Débat "Emplois non pourvus en France : quelles réponses ? quelles actions ?" (ORDRE DU JOUR RÉSERVÉ À NOTRE GROUPE)


Joël GUERRIAU - Introduction du débat à la tribune

Monsieur le président,

Madame la ministre,

Mes chers collègues,

Chaque année, des centaines de milliers d’offres d’emploi ne trouvent pas preneur. À l’heure où le taux de chômage en France est de 9,3 % alors qu’il n’est que de 2,3 % en République tchèque et de 3,4 % en Allemagne et en Pologne, nous pouvons légitiment nous interroger, d’autant que le taux de chômage a baissé dans tous les États membres pour atteindre 6,6 % en moyenne dans la zone euro alors qu’il stagne en France.

Nous avons tous en mémoire une phrase qui a fait le buzz « traverser la rue pour trouver du travail ». Derrière cette phrase devenue célèbre se cache une réalité à nuancer.


En 2017, Pôle emploi a publié une étude sur les fameux emplois non pourvus. Ces offres restées sans réponse ne le sont pas forcément faute de « gens prêts à travailler ». Sur les 300 000 offres, 97 000 d’entre elles ont été annulées par les recruteurs eux-mêmes et 53 000 concernaient des offres toujours en cours. Et si 150 000 recrutements restants ont été abandonnés faute de candidat, surtout faute de profils adéquats, selon cette étude 19 500 offres d’emploi n’ont fait l’objet d’aucune candidature.


Enfin, quand on sait que les employeurs ont transmis en 2017 près de 24 millions de déclarations d’embauche, le nombre d’emplois non pourvus prend à cet égard une importance relative.

Néanmoins, cette absence de candidatures pose la question de l’inadéquation entre l’offre et la demande. Il existe des secteurs qui peinent à recruter et qui en souffrent.


Les candidatures sont inadaptées, les entreprises déplorent le manque de compétences, de connaissances techniques, d’expérience professionnelle ou l’absence d’un diplôme en lien avec le métier.


Les principaux postes non pourvus sont ceux d’employés et d’agents de maîtrise de l’hôtellerie et de la restauration, de cuisiniers, d’assistantes maternelles, de conducteurs de véhicule, de cadres, de technico-commerciaux, d’ingénieurs, de techniciens de l’informatique et de carrossiers. Cette liste ne présente aucune surprise, ces métiers connaissant régulièrement des problèmes de recrutement.

Si certains secteurs en tension demeurent, c’est sur eux qu’il faut donc concentrer nos efforts.
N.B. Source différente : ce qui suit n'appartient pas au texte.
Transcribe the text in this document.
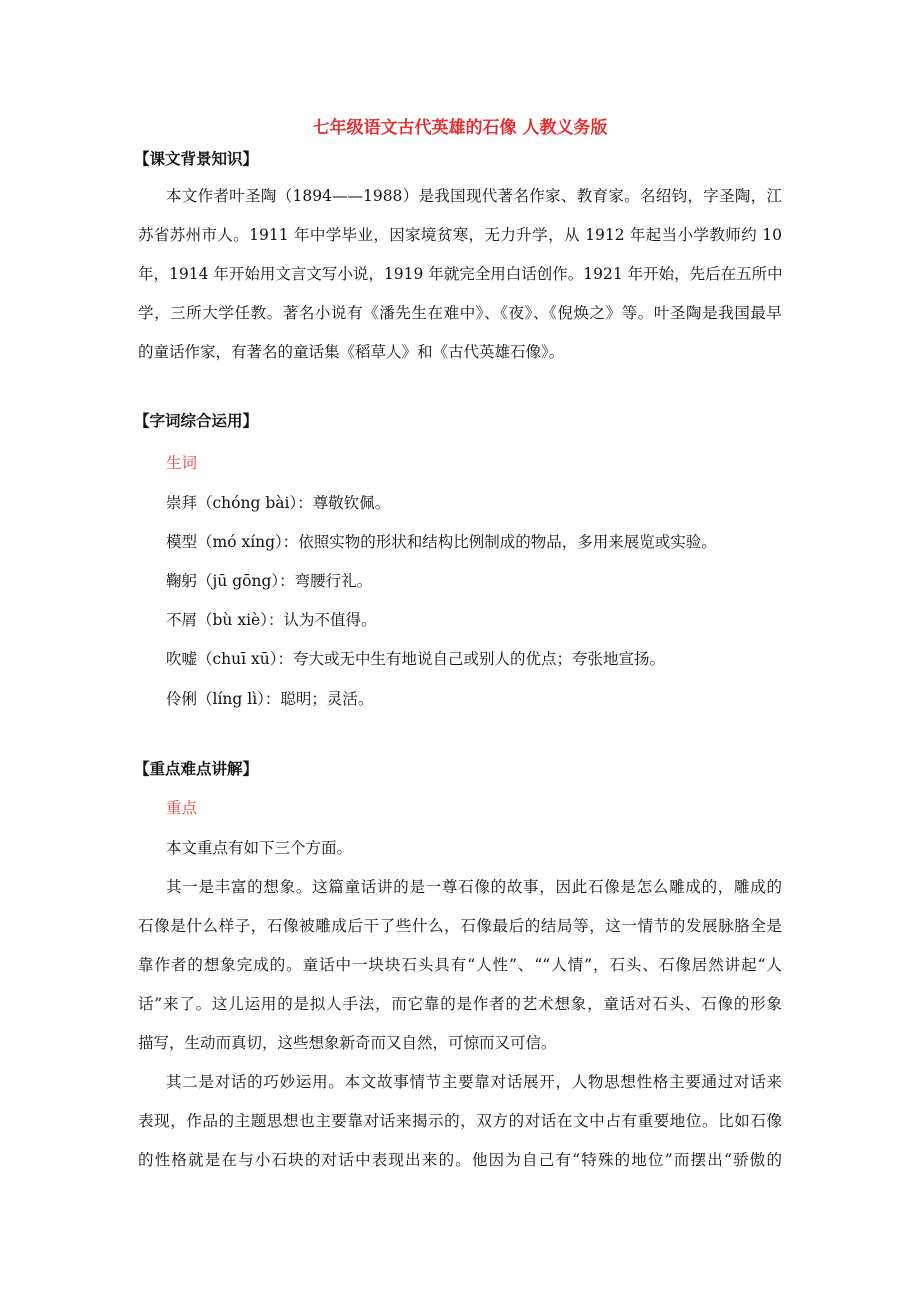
七年级语文古代英雄的石像 人教义务版
【课文背景知识】
本文作者叶圣陶（1894——1988）是我国现代著名作家、教育家。名绍钧，字圣陶，江
苏省苏州市人。1911 年中学毕业，因家境贫寒，无力升学，从 1912 年起当小学教师约 10
年，1914 年开始用文言文写小说，1919 年就完全用白话创作。1921 年开始，先后在五所中
学，三所大学任教。著名小说有《潘先生在难中》、《夜》、《倪焕之》等。叶圣陶是我国最早
的童话作家，有著名的童话集《稻草人》和《古代英雄石像》。
【字词综合运用】
生词
崇拜（chóng bài）：尊敬钦佩。
模型（mó xíng）：依照实物的形状和结构比例制成的物品，多用来展览或实验。
鞠躬（jū gōng）：弯腰行礼。
不屑（bù xiè）：认为不值得。
吹嘘（chuī xū）：夸大或无中生有地说自己或别人的优点；夸张地宣扬。
伶俐（líng lì）：聪明；灵活。
【重点难点讲解】
重点
本文重点有如下三个方面。
其一是丰富的想象。这篇童话讲的是一尊石像的故事，因此石像是怎么雕成的，雕成的
石像是什么样子，石像被雕成后干了些什么，石像最后的结局等，这一情节的发展脉胳全是
靠作者的想象完成的。童话中一块块石头具有“人性”、““人情”，石头、石像居然讲起“人
话”来了。这儿运用的是拟人手法，而它靠的是作者的艺术想象，童话对石头、石像的形象
描写，生动而真切，这些想象新奇而又自然，可惊而又可信。
其二是对话的巧妙运用。本文故事情节主要靠对话展开，人物思想性格主要通过对话来
表现，作品的主题思想也主要靠对话来揭示的，双方的对话在文中占有重要地位。比如石像
的性格就是在与小石块的对话中表现出来的。他因为自己有“特殊的地位”而摆出“骄傲的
Ce sont souvent des emplois ressentis comme peu valorisants et/ou peu rémunérateurs, mais aussi des métiers que l’on ne connaît pas vraiment ou qui ont mauvaise presse, comme celui de chaudronnier qui a aujourd’hui peu à voir avec l’image que l’on s’en fait communément.
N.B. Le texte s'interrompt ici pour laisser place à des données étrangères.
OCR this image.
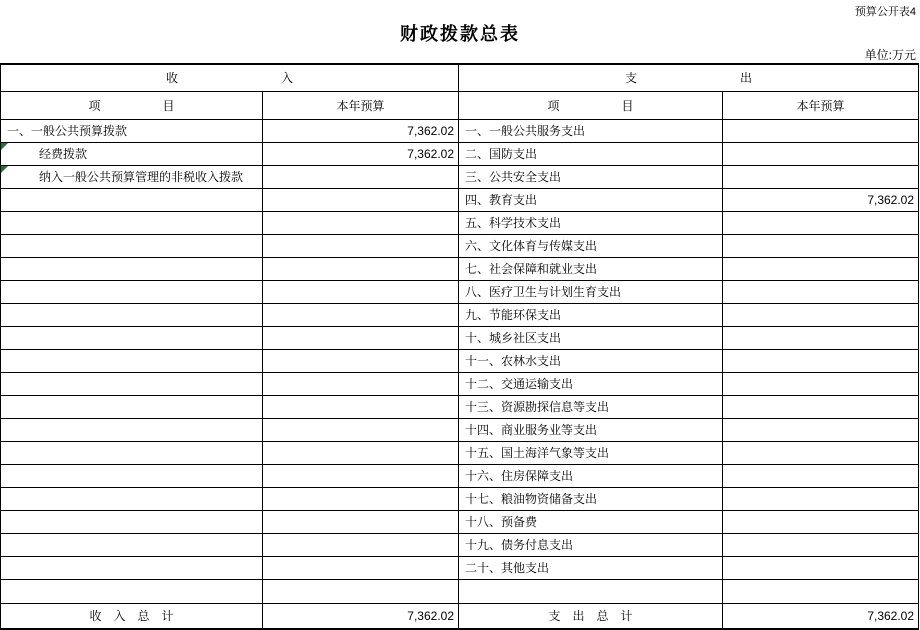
预算公开表4
财政拨款总表
单位:万元
收入		支出	
项目	本年预算	项目	本年预算
一、一般公共预算拨款	7,362.02	一、一般公共服务支出	

经费拨款	7,362.02	二、国防支出	

纳入一般公共预算管理的非税收入拨款		三、公共安全支出	
		四、教育支出	7,362.02
		五、科学技术支出	
		六、文化体育与传媒支出	
		七、社会保障和就业支出	
		八、医疗卫生与计划生育支出	
		九、节能环保支出	
		十、城乡社区支出	
		十一、农林水支出	
		十二、交通运输支出	
		十三、资源勘探信息等支出	
		十四、商业服务业等支出	
		十五、国土海洋气象等支出	
		十六、住房保障支出	
		十七、粮油物资储备支出	
		十八、预备费	
		十九、债务付息支出	
		二十、其他支出	

收入总计	7,362.02	支出总计	7,362.02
Mon département, la Loire-Atlantique, malgré un taux de chômage inférieur à la moyenne nationale, ne déroge pas à cette situation. Selon le recensement de Pôle emploi des besoins en main-d’œuvre pour 2018, plus de 50 % des 54 236 projets de recrutement sont réputés difficiles. Pour 442 d’entre eux, la difficulté est même estimée à 100 %.


Dans ces projets de recrutement très difficiles qui représentent donc moins de 1 % du volume global, on retrouve principalement les métiers de charpentier, de régleur, d’ouvrier qualifié industriel, d’ouvrier non qualifié en artisanat, de vendeur en gros, de personnel navigant de l’aviation, d’agent de maîtrise en entretien, de conducteur d’engins, de contrôleur de transports ou encore de concierge.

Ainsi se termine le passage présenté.